Crispy Baked Chicken Thighs with Mustard and Thyme

I like to think of myself as an organized person. I mean, I’m a film editor, for chrissakes. I basically organize millions of digital moments into a cohesive story for a living. So why is it that I cannot, for the life of me, plan ahead and shop for a week’s worth of recipes?

Is it because I was raised in New York City, where 24-hour bodegas and Korean markets permit, nay, encourage a person to decide at 11pm that they’re going to make a Chard Onion and Goat Cheese Tart even though there is neither chard, onion or goat cheese in the house? Why are you looking at me like I’m attempting to deflect blame for my questionable decisions? Ahem. Anyway, now I live in the boonies and that means I either have to:

A. Get organized and make a menu plan and corresponding shopping list at the beginning of each week.

B. Hit the lottery so I can hire a personal chef (one who allows me to post their recipes all over the internet and hover over their shoulder taking pictures as they cook).

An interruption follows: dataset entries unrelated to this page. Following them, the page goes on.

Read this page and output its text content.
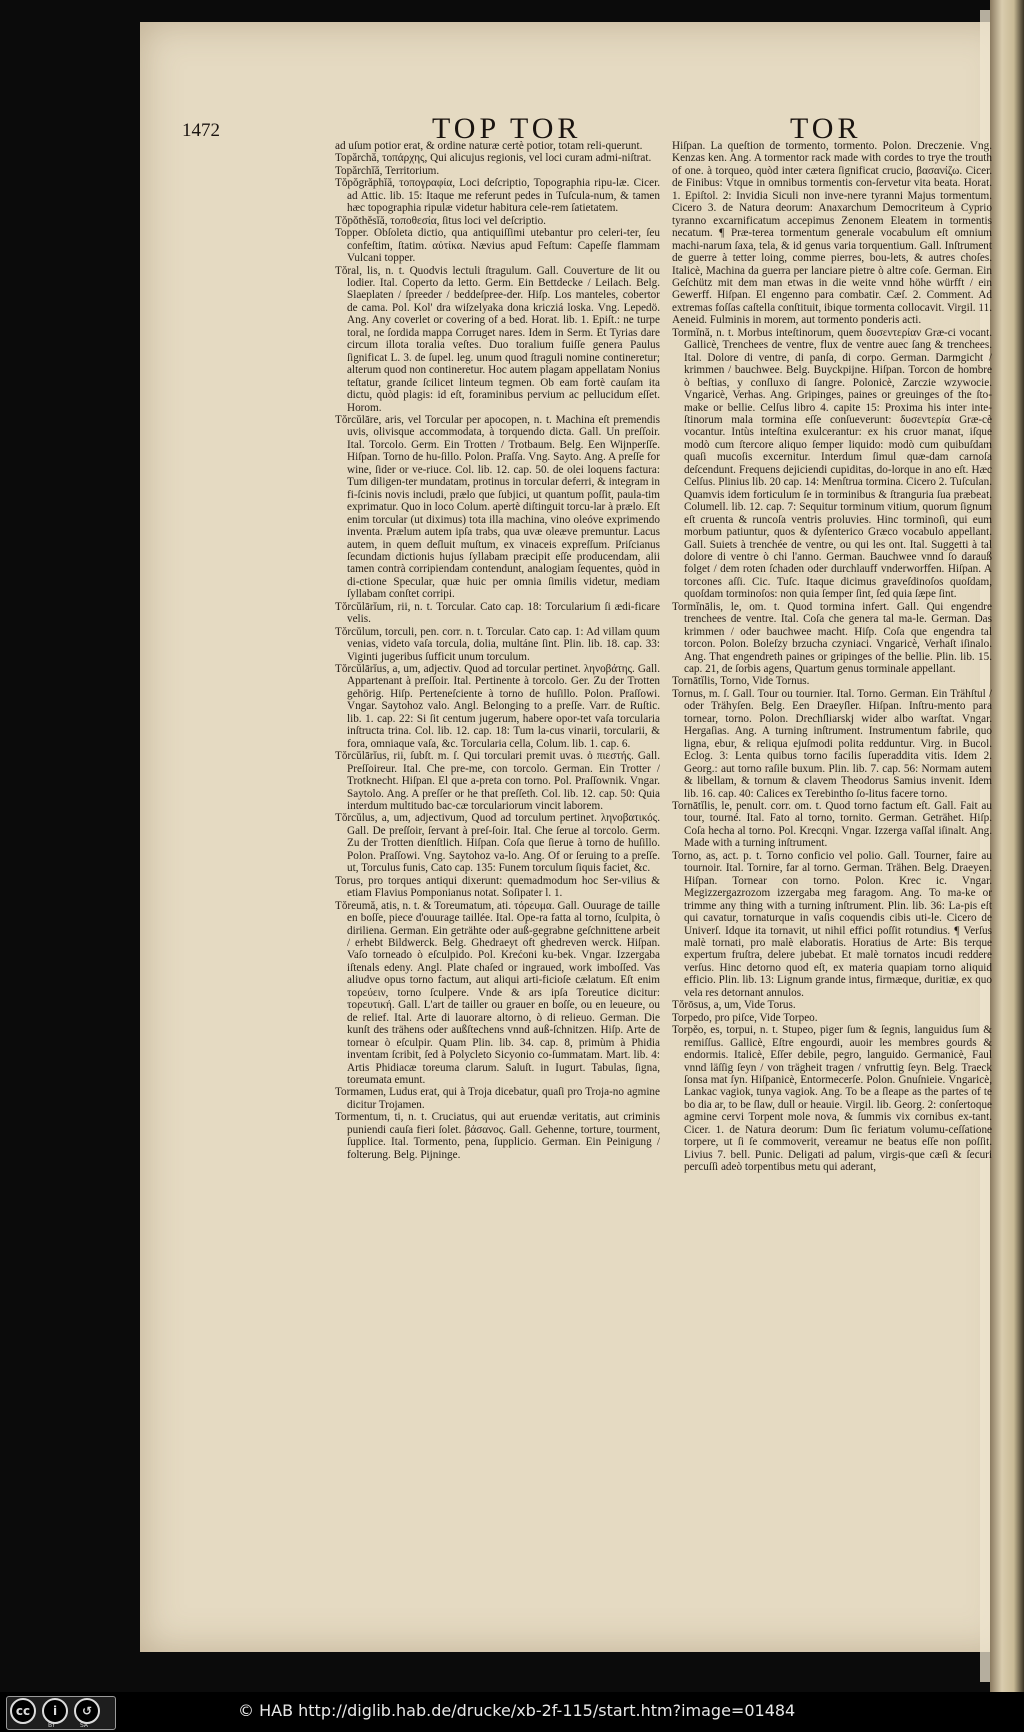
1472	TOP TOR	TOR

ad uſum potior erat, & ordine naturæ certè potior, totam reli-querunt.

Topărchă, τοπάρχης, Qui alicujus regionis, vel loci curam admi-niſtrat.

Topărchĭă, Territorium.

Tŏpŏgrăphĭă, τοπογραφία, Loci deſcriptio, Topographia ripu-læ. Cicer. ad Attic. lib. 15: Itaque me referunt pedes in Tuſcula-num, & tamen hæc topographia ripulæ videtur habitura cele-rem ſatietatem.

Tŏpŏthĕsĭă, τοποθεσία, ſitus loci vel deſcriptio.

Topper. Obſoleta dictio, qua antiquiſſimi utebantur pro celeri-ter, ſeu confeſtim, ſtatim. αὐτίκα. Nævius apud Feſtum: Capeſſe flammam Vulcani topper.

Tŏral, lis, n. t. Quodvis lectuli ſtragulum. Gall. Couverture de lit ou lodier. Ital. Coperto da letto. Germ. Ein Bettdecke / Leilach. Belg. Slaeplaten / ſpreeder / beddeſpree-der. Hiſp. Los manteles, cobertor de cama. Pol. Kol' dra wiſzelyaka dona kricziá loska. Vng. Lepedö. Ang. Any coverlet or covering of a bed. Horat. lib. 1. Epiſt.: ne turpe toral, ne ſordida mappa Corruget nares. Idem in Serm. Et Tyrias dare circum illota toralia veſtes. Duo toralium fuiſſe genera Paulus ſignificat L. 3. de ſupel. leg. unum quod ſtraguli nomine contineretur; alterum quod non contineretur. Hoc autem plagam appellatam Nonius teſtatur, grande ſcilicet linteum tegmen. Ob eam fortè cauſam ita dictu, quòd plagis: id eſt, foraminibus pervium ac pellucidum eſſet. Horom.

Tŏrcŭlāre, aris, vel Torcular per apocopen, n. t. Machina eſt premendis uvis, olivisque accommodata, à torquendo dicta. Gall. Un preſſoir. Ital. Torcolo. Germ. Ein Trotten / Trotbaum. Belg. Een Wijnperſſe. Hiſpan. Torno de hu-ſillo. Polon. Praſſa. Vng. Sayto. Ang. A preſſe for wine, ſider or ve-riuce. Col. lib. 12. cap. 50. de olei loquens factura: Tum diligen-ter mundatam, protinus in torcular deferri, & integram in fi-ſcinis novis includi, prælo que ſubjici, ut quantum poſſit, paula-tim exprimatur. Quo in loco Colum. apertè diſtinguit torcu-lar à prælo. Eſt enim torcular (ut diximus) tota illa machina, vino oleóve exprimendo inventa. Prælum autem ipſa trabs, qua uvæ oleæve premuntur. Lacus autem, in quem deſluit muſtum, ex vinaceis expreſſum. Priſcianus ſecundam dictionis hujus ſyllabam præcipit eſſe producendam, alii tamen contrà corripiendam contendunt, analogiam ſequentes, quòd in di-ctione Specular, quæ huic per omnia ſimilis videtur, mediam ſyllabam conſtet corripi.

Tŏrcŭlārĭum, rii, n. t. Torcular. Cato cap. 18: Torcularium ſi ædi-ficare velis.

Tŏrcŭlum, torculi, pen. corr. n. t. Torcular. Cato cap. 1: Ad villam quum venias, videto vaſa torcula, dolia, multáne ſint. Plin. lib. 18. cap. 33: Viginti jugeribus ſufficit unum torculum.

Tŏrcŭlārĭus, a, um, adjectiv. Quod ad torcular pertinet. ληνοβάτης. Gall. Appartenant à preſſoir. Ital. Pertinente à torcolo. Ger. Zu der Trotten gehörig. Hiſp. Perteneſciente à torno de huſillo. Polon. Praſſowi. Vngar. Saytohoz valo. Angl. Belonging to a preſſe. Varr. de Ruſtic. lib. 1. cap. 22: Si ſit centum jugerum, habere opor-tet vaſa torcularia inſtructa trina. Col. lib. 12. cap. 18: Tum la-cus vinarii, torcularii, & fora, omniaque vaſa, &c. Torcularia cella, Colum. lib. 1. cap. 6.

Tŏrcŭlārĭus, rii, ſubſt. m. ſ. Qui torculari premit uvas. ὁ πιεστής. Gall. Preſſoireur. Ital. Che pre-me, con torcolo. German. Ein Trotter / Trotknecht. Hiſpan. El que a-preta con torno. Pol. Praſſownik. Vngar. Saytolo. Ang. A preſſer or he that preſſeth. Col. lib. 12. cap. 50: Quia interdum multitudo bac-cæ torculariorum vincit laborem.

Tŏrcŭlus, a, um, adjectivum, Quod ad torculum pertinet. ληνοβατικός. Gall. De preſſoir, ſervant à preſ-ſoir. Ital. Che ſerue al torcolo. Germ. Zu der Trotten dienſtlich. Hiſpan. Coſa que ſierue à torno de huſillo. Polon. Praſſowi. Vng. Saytohoz va-lo. Ang. Of or ſeruing to a preſſe. ut, Torculus funis, Cato cap. 135: Funem torculum ſiquis faciet, &c.

Torus, pro torques antiqui dixerunt: quemadmodum hoc Ser-vilius & etiam Flavius Pomponianus notat. Soſipater l. 1.

Tŏreumă, atis, n. t. & Toreumatum, ati. τόρευμα. Gall. Ouurage de taille en boſſe, piece d'ouurage taillée. Ital. Ope-ra fatta al torno, ſculpita, ò diriliena. German. Ein geträhte oder auß-gegrabne geſchnittene arbeit / erhebt Bildwerck. Belg. Ghedraeyt oft ghedreven werck. Hiſpan. Vaſo torneado ò eſculpido. Pol. Krećoni ku-bek. Vngar. Izzergaba iſtenals edeny. Angl. Plate chaſed or ingraued, work imboſſed. Vas aliudve opus torno factum, aut aliqui arti-ficioſe cælatum. Eſt enim τορεύειν, torno ſculpere. Vnde & ars ipſa Toreutice dicitur: τορευτική. Gall. L'art de tailler ou grauer en boſſe, ou en leueure, ou de relief. Ital. Arte di lauorare altorno, ò di relieuo. German. Die kunſt des trähens oder außſtechens vnnd auß-ſchnitzen. Hiſp. Arte de tornear ò eſculpir. Quam Plin. lib. 34. cap. 8, primùm à Phidia inventam ſcribit, ſed à Polycleto Sicyonio co-ſummatam. Mart. lib. 4: Artis Phidiacæ toreuma clarum. Saluſt. in Iugurt. Tabulas, ſigna, toreumata emunt.

Tormamen, Ludus erat, qui à Troja dicebatur, quaſi pro Troja-no agmine dicitur Trojamen.

Tormentum, ti, n. t. Cruciatus, qui aut eruendæ veritatis, aut criminis puniendi cauſa fieri ſolet. βάσανος. Gall. Gehenne, torture, tourment, ſupplice. Ital. Tormento, pena, ſupplicio. German. Ein Peinigung / folterung. Belg. Pijninge.

Hiſpan. La queſtion de tormento, tormento. Polon. Dreczenie. Vng. Kenzas ken. Ang. A tormentor rack made with cordes to trye the trouth of one. à torqueo, quòd inter cætera ſignificat crucio, βασανίζω. Cicer. de Finibus: Vtque in omnibus tormentis con-ſervetur vita beata. Horat. 1. Epiſtol. 2: Invidia Siculi non inve-nere tyranni Majus tormentum. Cicero 3. de Natura deorum: Anaxarchum Democriteum à Cyprio tyranno excarnificatum accepimus Zenonem Eleatem in tormentis necatum. ¶ Præ-terea tormentum generale vocabulum eſt omnium machi-narum ſaxa, tela, & id genus varia torquentium. Gall. Inſtrument de guerre à tetter loing, comme pierres, bou-lets, & autres choſes. Italicè, Machina da guerra per lanciare pietre ò altre coſe. German. Ein Geſchütz mit dem man etwas in die weite vnnd höhe würfft / ein Gewerff. Hiſpan. El engenno para combatir. Cæſ. 2. Comment. Ad extremas foſſas caſtella conſtituit, ibique tormenta collocavit. Virgil. 11. Aeneid. Fulminis in morem, aut tormento ponderis acti.

Tormĭnă, n. t. Morbus inteſtinorum, quem δυσεντερίαν Græ-ci vocant. Gallicè, Trenchees de ventre, flux de ventre auec ſang & trenchees. Ital. Dolore di ventre, di panſa, di corpo. German. Darmgicht / krimmen / bauchwee. Belg. Buyckpijne. Hiſpan. Torcon de hombre ò beſtias, y conſluxo di ſangre. Polonicè, Zarczie wzywocie. Vngaricè, Verhas. Ang. Gripinges, paines or greuinges of the ſto-make or bellie. Celſus libro 4. capite 15: Proxima his inter inte-ſtinorum mala tormina eſſe conſueverunt: δυσεντερία Græ-cè vocantur. Intùs inteſtina exulcerantur: ex his cruor manat, iſque modò cum ſtercore aliquo ſemper liquido: modò cum quibuſdam quaſi mucoſis excernitur. Interdum ſimul quæ-dam carnoſa deſcendunt. Frequens dejiciendi cupiditas, do-lorque in ano eſt. Hæc Celſus. Plinius lib. 20 cap. 14: Menſtrua tormina. Cicero 2. Tuſculan. Quamvis idem forticulum ſe in torminibus & ſtranguria ſua præbeat. Columell. lib. 12. cap. 7: Sequitur torminum vitium, quorum ſignum eſt cruenta & runcoſa ventris proluvies. Hinc torminoſi, qui eum morbum patiuntur, quos & dyſenterico Græco vocabulo appellant. Gall. Suiets à trenchée de ventre, ou qui les ont. Ital. Suggetti à tal dolore di ventre ò chi l'anno. German. Bauchwee vnnd ſo darauß folget / dem roten ſchaden oder durchlauff vnderworffen. Hiſpan. A torcones aſſi. Cic. Tuſc. Itaque dicimus graveſdinoſos quoſdam, quoſdam torminoſos: non quia ſemper ſint, ſed quia ſæpe ſint.

Tormĭnālis, le, om. t. Quod tormina infert. Gall. Qui engendre trenchees de ventre. Ital. Coſa che genera tal ma-le. German. Das krimmen / oder bauchwee macht. Hiſp. Coſa que engendra tal torcon. Polon. Boleſzy brzucha czyniaci. Vngaricè, Verhaſt iſinalo. Ang. That engendreth paines or gripinges of the bellie. Plin. lib. 15. cap. 21, de ſorbis agens, Quartum genus torminale appellant.

Tornātĭlis, Torno, Vide Tornus.

Tornus, m. ſ. Gall. Tour ou tournier. Ital. Torno. German. Ein Trähſtul / oder Trähyſen. Belg. Een Draeyſler. Hiſpan. Inſtru-mento para tornear, torno. Polon. Drechſliarskj wider albo warſtat. Vngar. Hergaſias. Ang. A turning inſtrument. Instrumentum fabrile, quo ligna, ebur, & reliqua ejuſmodi polita redduntur. Virg. in Bucol. Eclog. 3: Lenta quibus torno facilis ſuperaddita vitis. Idem 2. Georg.: aut torno raſile buxum. Plin. lib. 7. cap. 56: Normam autem & libellam, & tornum & clavem Theodorus Samius invenit. Idem lib. 16. cap. 40: Calices ex Terebintho ſo-litus facere torno.

Tornātĭlis, le, penult. corr. om. t. Quod torno factum eſt. Gall. Fait au tour, tourné. Ital. Fato al torno, tornito. German. Geträhet. Hiſp. Coſa hecha al torno. Pol. Krecqni. Vngar. Izzerga vaſſal iſinalt. Ang. Made with a turning inſtrument.

Torno, as, act. p. t. Torno conficio vel polio. Gall. Tourner, faire au tournoir. Ital. Tornire, far al torno. German. Trähen. Belg. Draeyen. Hiſpan. Tornear con torno. Polon. Krec ic. Vngar. Megizzergazrozom izzergaba meg faragom. Ang. To ma-ke or trimme any thing with a turning inſtrument. Plin. lib. 36: La-pis eſt qui cavatur, tornaturque in vaſis coquendis cibis uti-le. Cicero de Univerſ. Idque ita tornavit, ut nihil effici poſſit rotundius. ¶ Verſus malè tornati, pro malè elaboratis. Horatius de Arte: Bis terque expertum fruſtra, delere jubebat. Et malè tornatos incudi reddere verſus. Hinc detorno quod eſt, ex materia quapiam torno aliquid efficio. Plin. lib. 13: Lignum grande intus, firmæque, duritiæ, ex quo vela res detornant annulos.

Tŏrōsus, a, um, Vide Torus.

Torpedo, pro piſce, Vide Torpeo.

Torpĕo, es, torpui, n. t. Stupeo, piger ſum & ſegnis, languidus ſum & remiſſus. Gallicè, Eſtre engourdi, auoir les membres gourds & endormis. Italicè, Eſſer debile, pegro, languido. Germanicè, Faul vnnd läſſig ſeyn / von trägheit tragen / vnfruttig ſeyn. Belg. Traeck ſonsa mat ſyn. Hiſpanicè, Entormecerſe. Polon. Gnuſnieie. Vngaricè, Lankac vagiok, tunya vagiok. Ang. To be a ſleape as the partes of te bo dia ar, to be ſlaw, dull or heauie. Virgil. lib. Georg. 2: conſertoque agmine cervi Torpent mole nova, & ſummis vix cornibus ex-tant. Cicer. 1. de Natura deorum: Dum ſic feriatum volumu-ceſſatione torpere, ut ſi ſe commoverit, vereamur ne beatus eſſe non poſſit. Livius 7. bell. Punic. Deligati ad palum, virgis-que cæſi & ſecuri percuſſi adeò torpentibus metu qui aderant,

cc	i	↺
BY	SA
© HAB http://diglib.hab.de/drucke/xb-2f-115/start.htm?image=01484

C. Create delicious things that use pantry staples almost exclusively so I can continue my reckless and dangerously chaotic lifestyle.

Guess which one I chose?

I almost always have everything on hand for this recipe and, luckily, it also happens to be incredibly good. Obviously if  you eat chicken and enjoy crispy things, nothing’s going to beat real fried chicken but I think we can all agree that deep-frying is not really an option for an easy, healthy, weeknight dinner. This chicken though, is all those things and more. It gets great flavor from the tangy mustard, garlic and thyme and develops a crunchy, golden brown crust.

I also make a simple yogurt sauce to go with it (if I remember to make or buy yogurt), but it’s equally good with just a squeeze of lemon and a sprinkle of Maldon salt over the top.